To enhance synergies between online journals and databases, a leadership conference titled "PubMed Plus" will be held at Washington University in St. Louis in June, 2007. This meeting was proposed by the SfN Neuroinformatics Committee and is the main Presidential Initiative during my term. It will bring together 60 invited neuroscientists, informaticians; journal editors and publishers; and representatives of foundations, societies, government institutes, and the library community. The agenda will focus on four major issues:

  • Capturing data in ways that facilitate data mining. How can information be acquired efficiently at the time of manuscript acceptance to facilitate searching journal articles for content and exporting data to databases?
  • Linking databases and joutnal publications. How can synergies between databases and online journals be enhanced using bi-directional links between specific journal articles and specific datasets within databases?
  • Databases and journal supplementary materials - standardization and sustainability. How can access to journal supplementary material be improved? What are best practices for ensuring database stability, sustainability, and ease of citing in journal articles?
  • A common manuscript and peer review system? Would standardization among related journals benefit the manuscript submission process?

THE WAY FORWARD
If neuroinformatics resources and tools fulfill their potential in the coming decade, they will greatly improve the efficiency and accuracy of research and allow a variety of new questions to be addressed. Navigating the SfN annual meeting might benefit from sophisticated neuroinformatics-based itinerary planners. Widespread engagement of the neuroscience community as users will encourage innovation and the development of progressively more powerful neuroinformatics tools.

In preparation for this transition, the Neuroscience Database Gateway (and its successor, the Neuroscience Information Framework) can familiarize you with resources currently available. Another strategy is to improve how you store, organize, annotate, and access data from your own laboratory. The classical lab notebook is no longer adequate when essential data (both primary data and processed data) are stored across many files, folders, and computers. More systematic handling of data will reduce uncertainty about what was done, by whom, to what, and when. This can facilitate manuscript preparation and subsequently depositing data into databases.

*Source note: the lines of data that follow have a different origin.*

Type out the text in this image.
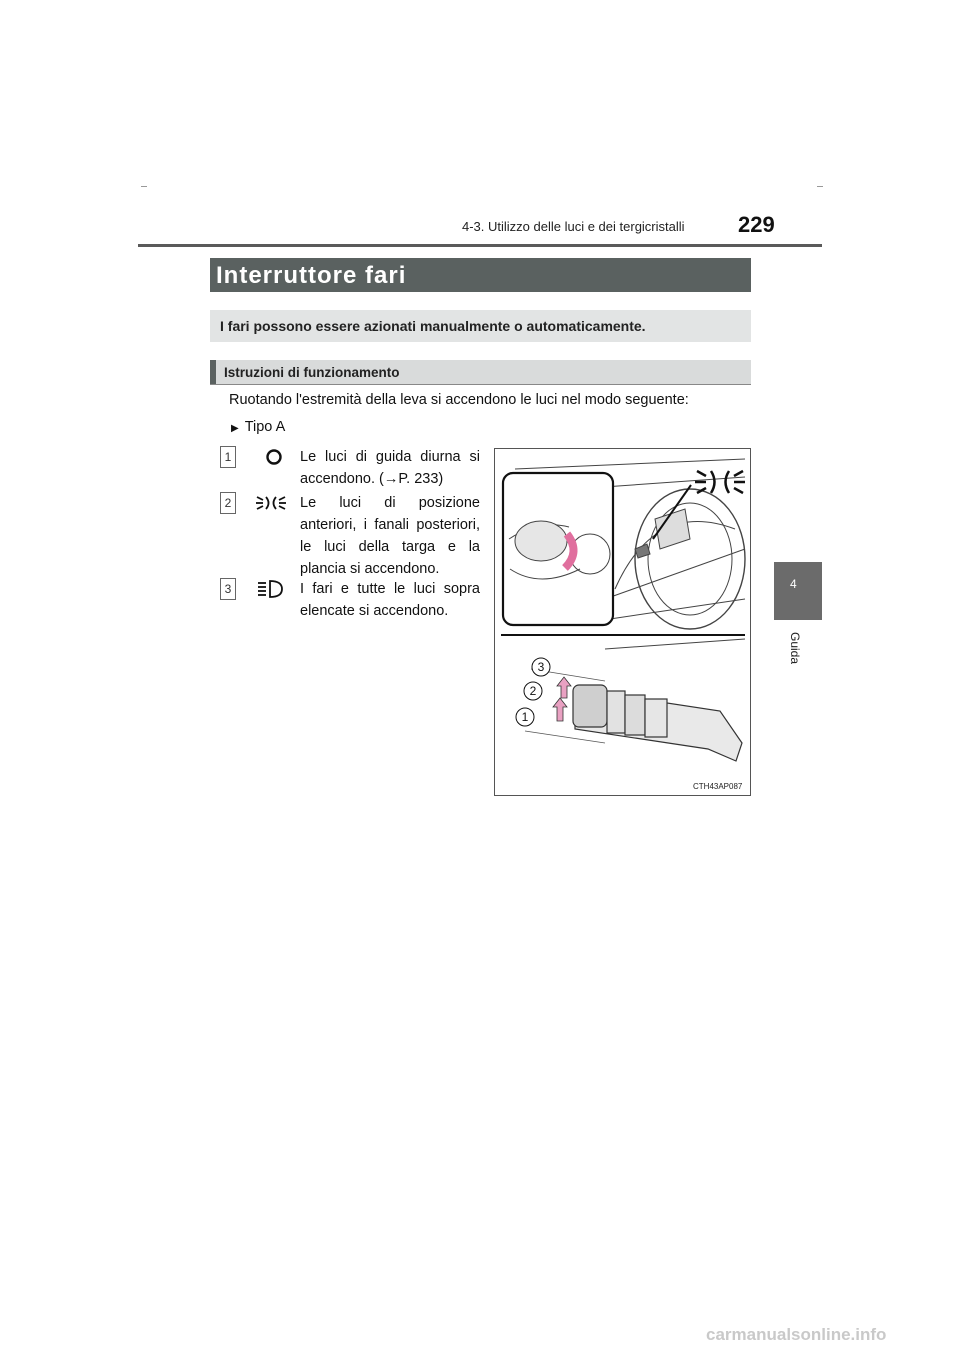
4-3. Utilizzo delle luci e dei tergicristalli 229
4
Guida
Interruttore fari
I fari possono essere azionati manualmente o automaticamente.
Istruzioni di funzionamento
Ruotando l'estremità della leva si accendono le luci nel modo seguente:
▶ Tipo A
1	Le luci di guida diurna si accendono. (→P. 233)
2	Le luci di posizione anteriori, i fanali posteriori, le luci della targa e la plancia si accendono.
3	I fari e tutte le luci sopra elencate si accendono.
3
2
1
CTH43AP087
carmanualsonline.info
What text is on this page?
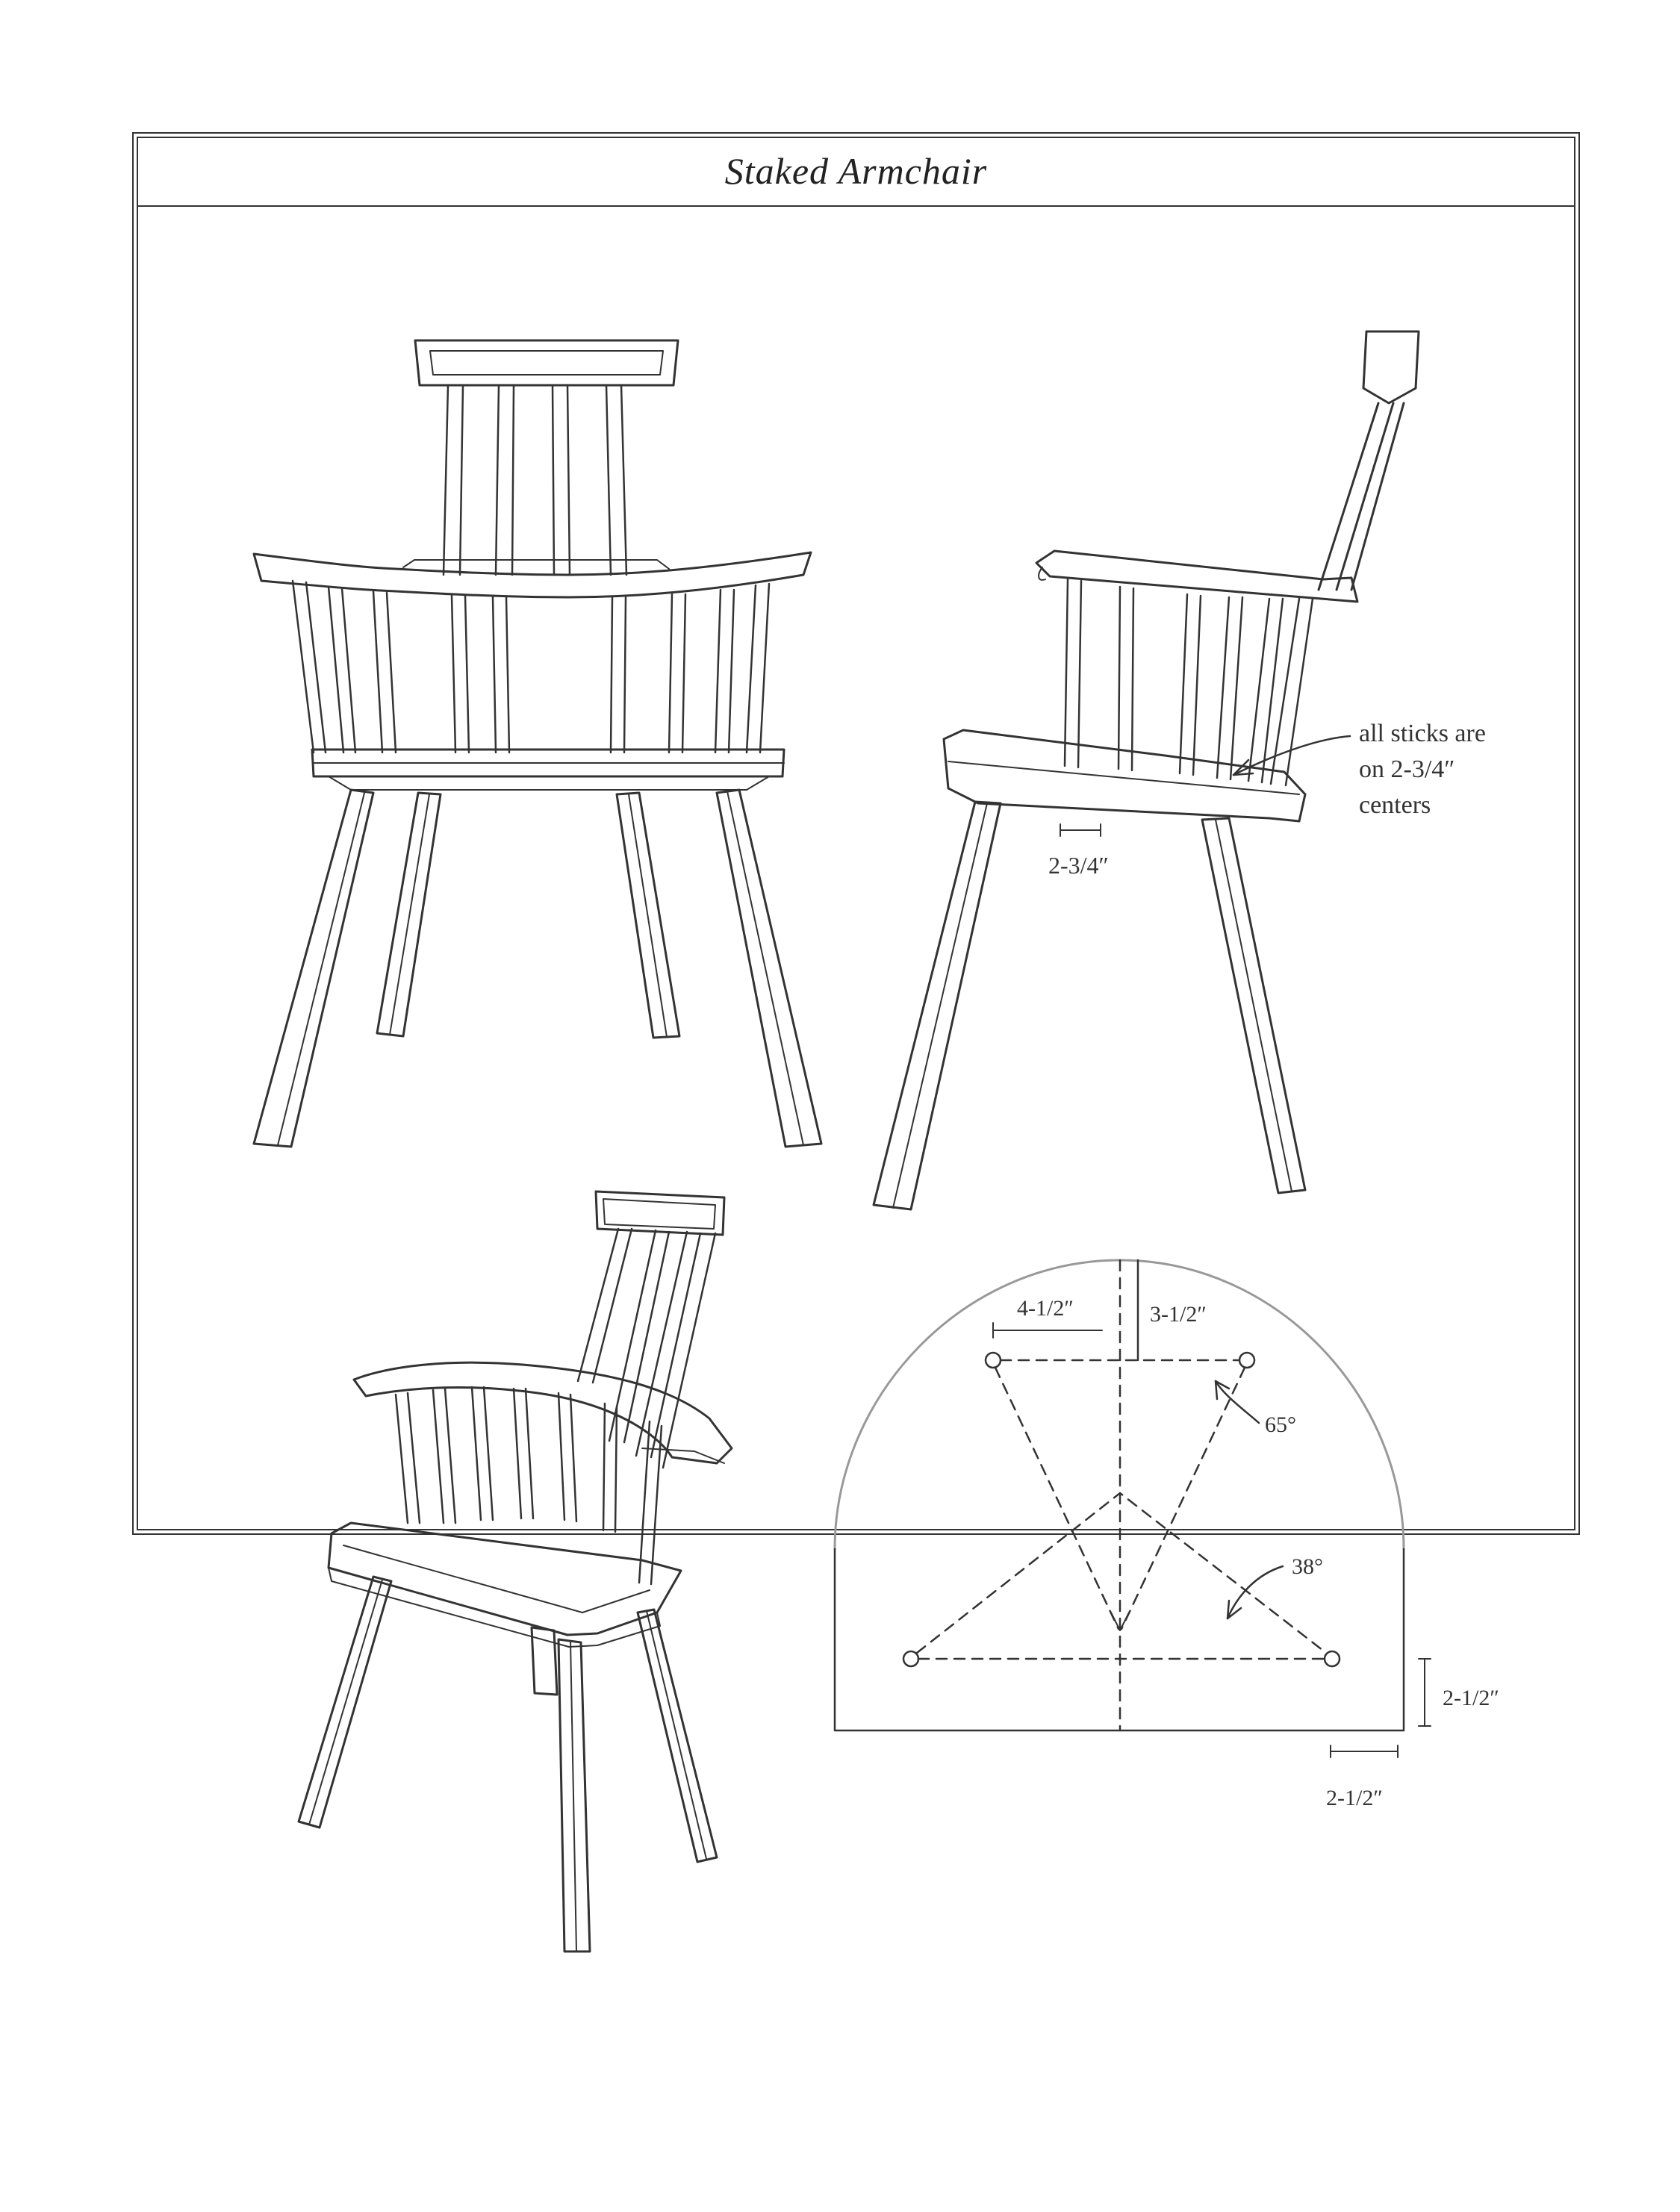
Staked Armchair
all sticks are
on 2-3/4″
centers
2-3/4″
4-1/2″	3-1/2″
65°
38°
2-1/2″
2-1/2″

We particularly need to engage the next generation of neuroscientists in this undertaking, both as creators and as avid users of neuroinformatics tools. An integrated neuroscience gateway should be the first place that our students turn to in order to learn about a new field or dig into their own in greater depth. This will entail incorporating courses in informatics in neuroscience graduate curricula, and providing other venues for exposure, including at SfN meetings and workshops.

Neuroscientists and neuroinformaticians must work in collaboration to bring neuroinformatics into the mainstream. Federal agencies and private foundations need to recognize the importance of funding to develop and sustain neuroinformatics tools and resources. The Society for Neuroscience, in partnership with NIH and NSF, can continue to serve as honest brokers in efforts to formulate sensible guidelines for data sharing and best practices for communicating information. Altogether, neuroinformatics offers excellent opportunities for neuroscientists to make better use of their data and better use of their time to ponder the fabulous mysteries of the brain and the insights to be gleaned from the staggering amounts of information emerging from neuroscience laboratories around the world.